Choctaws made what is called shuck bread (bunaha) by mixing water and cornmeal into a stiff paste, forming the paste into balls, wrapping them in cooked corn shucks and boiling them for about an hour. They stored well and were reheated by boiling before serving. European expatriates made a similar bread by mixing meal, water, salt and lard into a batter and cooking it on a flat metal surface like a pancake. These are called hoecakes or dogbread. Much later came what we know as cornbread.
(Or at least what I know it as.)
When it comes to cornbread, I labored long under the impression that I was a confirmed orthodox. Yellow corn meal? A quarter cup of sugar? Nuh-uh, no way. That’s not cornbread, that’s corncake. A recipe using yellow meal, sugar and even (horror of horrors) butter just has Yankee written all over it. A Michigan-born hostess once served me such bread, and I’m sorry to say I pointed out what a culinary abomination it was. She set me in my place by being quite gracious about my gaffe, which made her a lady, and after dinner her husband offered to punch me in the nose, which made him a gentleman. (We still exchange Christmas cards.)
I once ran up on a California recipe for cornbread using vanilla flavoring that confirmed a whole slew of suspicions I’d long harbored about the frivolity if not to say instability of the West Coast mentality. I’ve also come across recipes with dill, cheddar cheese, yogurt, skim milk, blue corn meal, creamed corn, and even (I swear to God) tofu. What passes under the name of Mexican cornbread is subject to all manner of atrocities, the most bizarre of which I’ve found includes beef jerky and cactus flowers.
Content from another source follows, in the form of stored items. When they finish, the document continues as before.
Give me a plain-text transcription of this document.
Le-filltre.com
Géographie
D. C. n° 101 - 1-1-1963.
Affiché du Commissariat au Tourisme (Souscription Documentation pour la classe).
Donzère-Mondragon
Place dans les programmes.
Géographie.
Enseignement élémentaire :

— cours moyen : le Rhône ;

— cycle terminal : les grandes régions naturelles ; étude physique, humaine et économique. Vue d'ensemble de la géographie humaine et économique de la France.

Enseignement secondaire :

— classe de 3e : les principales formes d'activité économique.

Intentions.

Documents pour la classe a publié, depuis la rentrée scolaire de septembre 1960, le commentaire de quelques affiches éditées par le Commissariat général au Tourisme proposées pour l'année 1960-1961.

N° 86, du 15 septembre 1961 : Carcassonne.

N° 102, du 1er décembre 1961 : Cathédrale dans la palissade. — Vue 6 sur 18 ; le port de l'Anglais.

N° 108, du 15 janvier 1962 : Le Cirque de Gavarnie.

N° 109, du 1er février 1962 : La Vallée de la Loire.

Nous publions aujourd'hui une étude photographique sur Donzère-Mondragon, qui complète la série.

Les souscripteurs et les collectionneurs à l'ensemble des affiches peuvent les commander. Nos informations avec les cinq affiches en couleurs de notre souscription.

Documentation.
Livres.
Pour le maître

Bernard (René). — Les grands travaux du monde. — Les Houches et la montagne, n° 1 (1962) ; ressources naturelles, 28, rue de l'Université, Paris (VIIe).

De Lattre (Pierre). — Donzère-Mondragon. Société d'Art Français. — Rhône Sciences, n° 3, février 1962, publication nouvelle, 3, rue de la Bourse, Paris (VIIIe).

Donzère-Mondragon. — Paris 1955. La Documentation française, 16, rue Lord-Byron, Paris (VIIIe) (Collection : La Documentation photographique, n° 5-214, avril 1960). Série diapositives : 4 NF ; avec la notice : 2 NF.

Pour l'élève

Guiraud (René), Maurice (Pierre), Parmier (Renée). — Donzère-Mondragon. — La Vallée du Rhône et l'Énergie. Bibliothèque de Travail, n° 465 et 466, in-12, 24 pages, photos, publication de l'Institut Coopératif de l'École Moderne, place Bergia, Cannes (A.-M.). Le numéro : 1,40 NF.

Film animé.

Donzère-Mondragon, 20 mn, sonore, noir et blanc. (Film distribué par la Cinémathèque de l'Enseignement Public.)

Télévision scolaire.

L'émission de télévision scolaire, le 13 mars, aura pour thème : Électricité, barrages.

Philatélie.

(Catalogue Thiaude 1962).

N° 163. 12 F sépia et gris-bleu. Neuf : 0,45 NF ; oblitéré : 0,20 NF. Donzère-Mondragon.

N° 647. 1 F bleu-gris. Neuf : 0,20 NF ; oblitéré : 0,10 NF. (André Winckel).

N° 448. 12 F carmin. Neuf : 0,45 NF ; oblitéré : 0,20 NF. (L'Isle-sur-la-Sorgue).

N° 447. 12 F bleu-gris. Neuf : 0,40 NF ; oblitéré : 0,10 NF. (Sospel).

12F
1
As a confirmed orthodox, I thought I was sitting on the front pew with my recipe, which has only white meal, just a little flour, eggs, buttermilk, salt and baking powders. But I found out that there are those who would cry, “Backslider!” at the thought of using bleached meal or even eggs. I just had never considered making cornbread without eggs, then I found that among the recipes you see printed on most meal packages you see this is called “egg bread,” and my faith began to falter. These no-egg purists, I began to believe, were true cornbread devotees who enjoyed a more chaste form of elemental Southern sustenance. I felt horribly decadent, which was not such a new sensation for me, but a cornbread recipe certainly was a novel indicator of my moral turpitude (more official records exist).
I got over it. After all, I had learned how to make cornbread at my mother’s knee, and she was a queen among cooks: “Honi soit qui mal y pense”, you wretched peasants.
While researching the history of Mexican cornbread (the U.S. version,), I discovered our “Southern” cornbread in several Mexican cookbooks. Called–somewhat unsurprisingly–pan de maiz, this recipe seems to have found a place on tables in southern Mexico, Guatemala, and Honduras.
One recipe I found on a Mexican website claims to have come by way of Maine and even employs buttermilk. While such things aren’t inconceivable, I suddenly felt as if the Culinary Improbability Drive had been activated, and I’d turned into an enormous zucchini hush puppy and about to plunge into a roiling intergalactic catfish fryer.
I felt much the same way about Malaysian grits.
The origins of what passes as Mexican cornbread in the U.S. are obscured in a cloud of “women’s magazine” articles and speculation. The dish has all sorts of atrocious variations; extreme examples include any number of beans and meats, cacti, seeds, flowers, and a California aberration with blue tofu that also ranks high on my Improbability Algorithm.
For my part, I’ve devised a recipe very close to Ur-meal bread. Add whole kernel corn, peppers and queso in equal proportions to a good stiff cornbread batter. I use thin-walled mild peppers 1:1 with thinly-sliced jalapeno. Drop by spoonfuls into a well-oiled skillet, brown on both sides, and place in a single layer on a cookie sheet in a low oven to crisp. Top with salsa, sour cream, and/or guacamole.